Unifying Dynamical Systems and Graph Theory to Mechanistically Understand Computation in Neural Networks
A novel regularization technique outperforms L1 by targeting functional pathways over individual weights.
In neural systems, structural and functional connectivity often diverge, complicating the understanding of how computation emerges from connectivity. This paper by Sharma et al. shows that by modeling recurrent neural networks (RNNs) as graphs and analyzing multi-hop pathways between input and output units, one can recover the network's spatial and temporal function. Decomposing pathways by hop length reveals how the network temporally routes information. This reframes regularization: standard penalties like L1 only constrain single-hop structure, not the multi-hop pathways that support computation.

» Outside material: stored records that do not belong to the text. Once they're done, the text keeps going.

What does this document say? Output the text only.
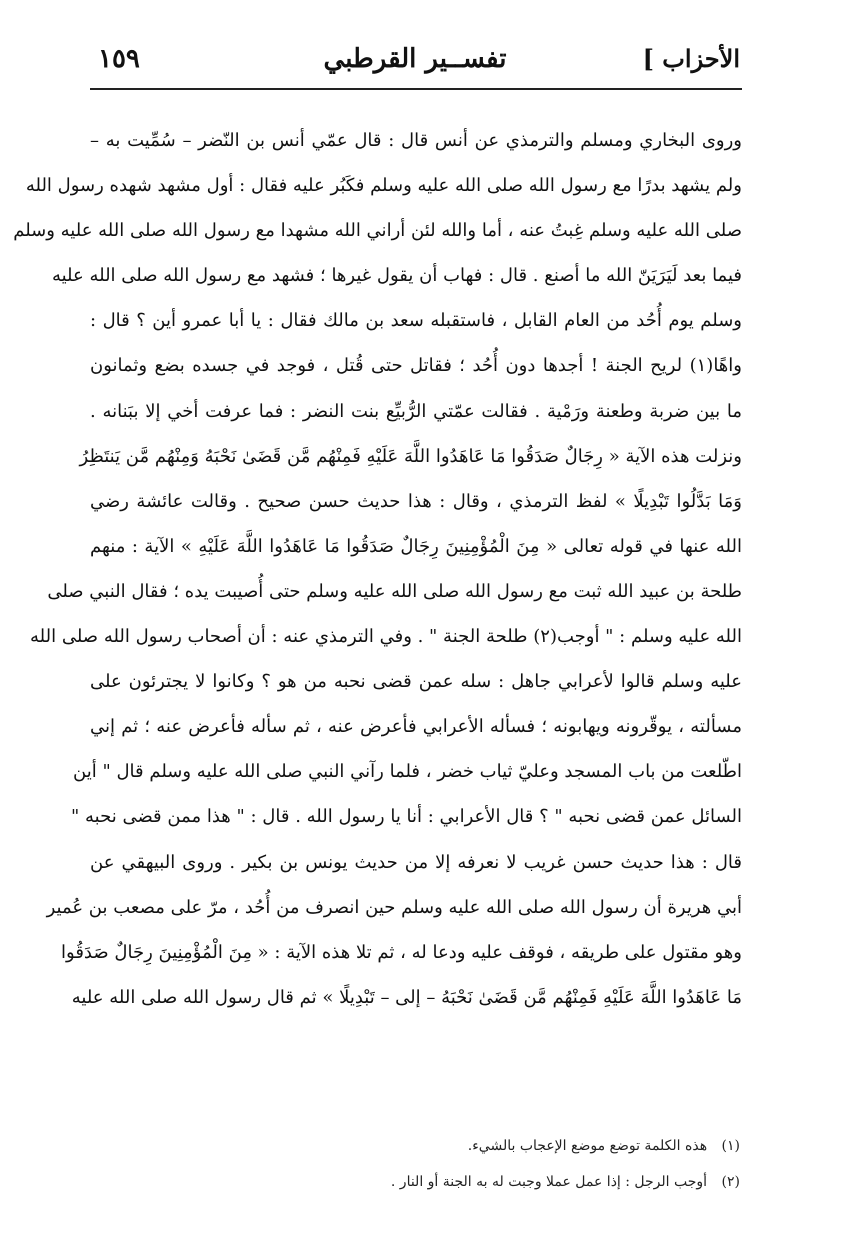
الأحزاب ]
تفســير القرطبي
١٥٩
وروى البخاري ومسلم والترمذي عن أنس قال : قال عمّي أنس بن النّضر – سُمِّيت به –
ولم يشهد بدرًا مع رسول الله صلى الله عليه وسلم فكَبُر عليه فقال : أول مشهد شهده رسول الله
صلى الله عليه وسلم غِبتُ عنه ، أما والله لئن أراني الله مشهدا مع رسول الله صلى الله عليه وسلم
فيما بعد لَيَرَيَنّ الله ما أصنع . قال : فهاب أن يقول غيرها ؛ فشهد مع رسول الله صلى الله عليه
وسلم يوم أُحُد من العام القابل ، فاستقبله سعد بن مالك فقال : يا أبا عمرو أين ؟ قال :
واهًا(١) لريح الجنة ! أجدها دون أُحُد ؛ فقاتل حتى قُتل ، فوجد في جسده بضع وثمانون
ما بين ضربة وطعنة ورَمْية . فقالت عمّتي الرُّبيِّع بنت النضر : فما عرفت أخي إلا ببَنانه .
ونزلت هذه الآية « رِجَالٌ صَدَقُوا مَا عَاهَدُوا اللَّهَ عَلَيْهِ فَمِنْهُم مَّن قَضَىٰ نَحْبَهُ وَمِنْهُم مَّن يَنتَظِرُ
وَمَا بَدَّلُوا تَبْدِيلًا » لفظ الترمذي ، وقال : هذا حديث حسن صحيح . وقالت عائشة رضي
الله عنها في قوله تعالى « مِنَ الْمُؤْمِنِينَ رِجَالٌ صَدَقُوا مَا عَاهَدُوا اللَّهَ عَلَيْهِ » الآية : منهم
طلحة بن عبيد الله ثبت مع رسول الله صلى الله عليه وسلم حتى أُصيبت يده ؛ فقال النبي صلى
الله عليه وسلم : " أوجب(٢) طلحة الجنة " . وفي الترمذي عنه : أن أصحاب رسول الله صلى الله
عليه وسلم قالوا لأعرابي جاهل : سله عمن قضى نحبه من هو ؟ وكانوا لا يجترئون على
مسألته ، يوقّرونه ويهابونه ؛ فسأله الأعرابي فأعرض عنه ، ثم سأله فأعرض عنه ؛ ثم إني
اطّلعت من باب المسجد وعليّ ثياب خضر ، فلما رآني النبي صلى الله عليه وسلم قال " أين
السائل عمن قضى نحبه " ؟ قال الأعرابي : أنا يا رسول الله . قال : " هذا ممن قضى نحبه "
قال : هذا حديث حسن غريب لا نعرفه إلا من حديث يونس بن بكير . وروى البيهقي عن
أبي هريرة أن رسول الله صلى الله عليه وسلم حين انصرف من أُحُد ، مرّ على مصعب بن عُمير
وهو مقتول على طريقه ، فوقف عليه ودعا له ، ثم تلا هذه الآية : « مِنَ الْمُؤْمِنِينَ رِجَالٌ صَدَقُوا
مَا عَاهَدُوا اللَّهَ عَلَيْهِ فَمِنْهُم مَّن قَضَىٰ نَحْبَهُ – إلى – تَبْدِيلًا » ثم قال رسول الله صلى الله عليه
(١) هذه الكلمة توضع موضع الإعجاب بالشيء.
(٢) أوجب الرجل : إذا عمل عملا وجبت له به الجنة أو النار .
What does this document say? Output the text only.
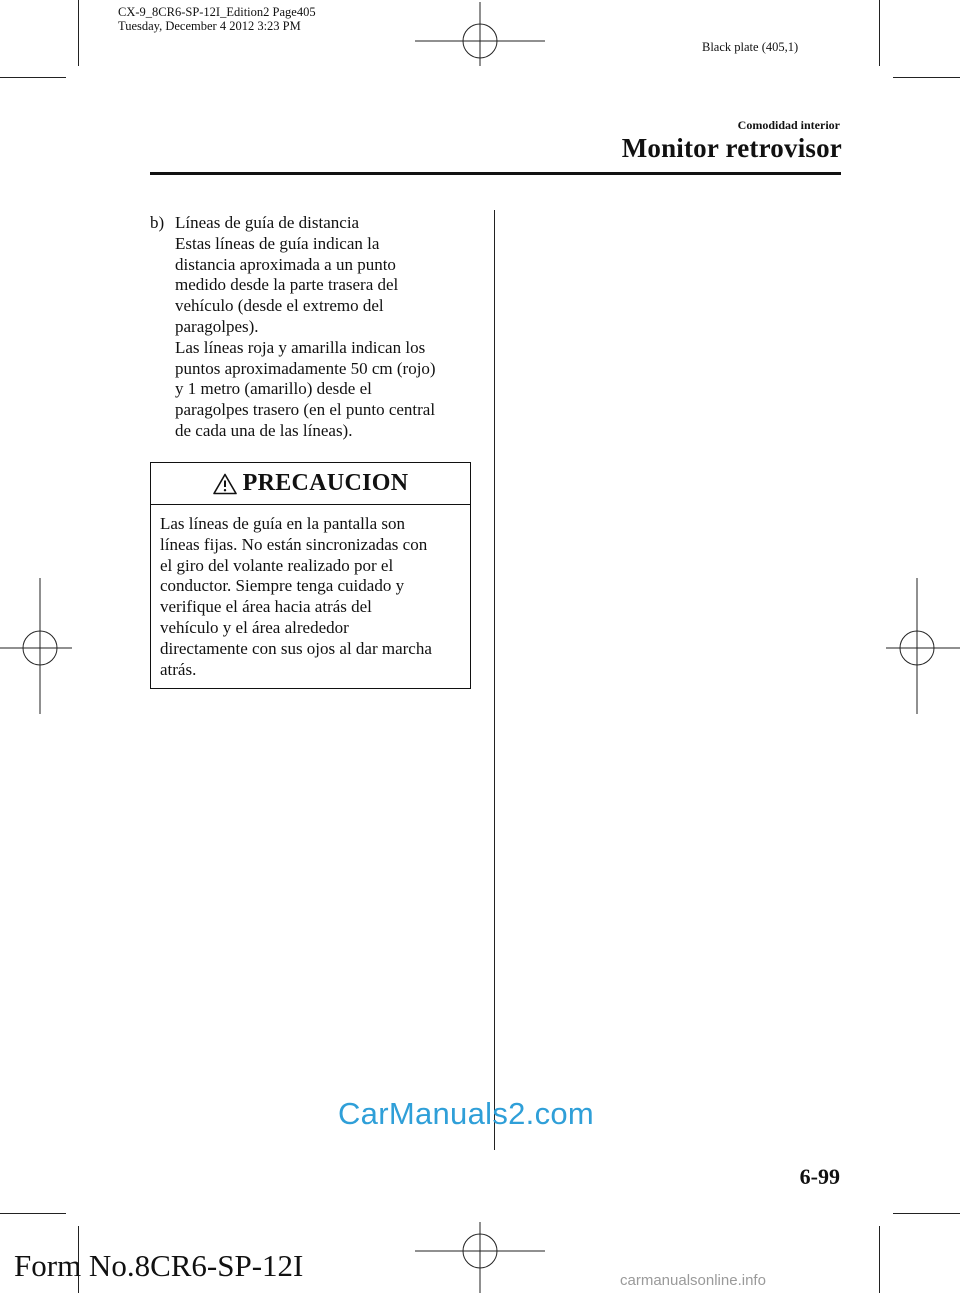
CX-9_8CR6-SP-12I_Edition2 Page405
Tuesday, December 4 2012 3:23 PM
Black plate (405,1)
Comodidad interior
Monitor retrovisor
b) Líneas de guía de distancia

Estas líneas de guía indican la
distancia aproximada a un punto
medido desde la parte trasera del
vehículo (desde el extremo del
paragolpes).

Las líneas roja y amarilla indican los
puntos aproximadamente 50 cm (rojo)
y 1 metro (amarillo) desde el
paragolpes trasero (en el punto central
de cada una de las líneas).

PRECAUCION
Las líneas de guía en la pantalla son
líneas fijas. No están sincronizadas con
el giro del volante realizado por el
conductor. Siempre tenga cuidado y
verifique el área hacia atrás del
vehículo y el área alrededor
directamente con sus ojos al dar marcha
atrás.
6-99
Form No.8CR6-SP-12I
CarManuals2.com
carmanualsonline.info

To address this, the authors introduce resolvent-RNNs (R-RNNs), which constrain multi-hop pathways and induce temporal sparsity beyond that achieved by L1. R-RNNs achieve improved performance by matching the task structure, even with sparse signals. They also exhibit stronger sparsity-function alignment, reflected in increased robustness under strong regularization. These results identify multi-hop communication as a key principle linking structure to function in recurrent networks, suggesting that sparsity should be defined over functional pathways rather than individual parameters.
- Multi-hop pathway analysis in RNNs reveals temporal routing of information between input and output.
- R-RNNs outperform L1 regularization by inducing temporal sparsity that aligns with task structure.
- R-RNNs show stronger robustness under strong regularization due to improved sparsity-function alignment.
Why It Matters
Shifts regularization focus from individual weights to functional pathways, promising more efficient and robust neural networks.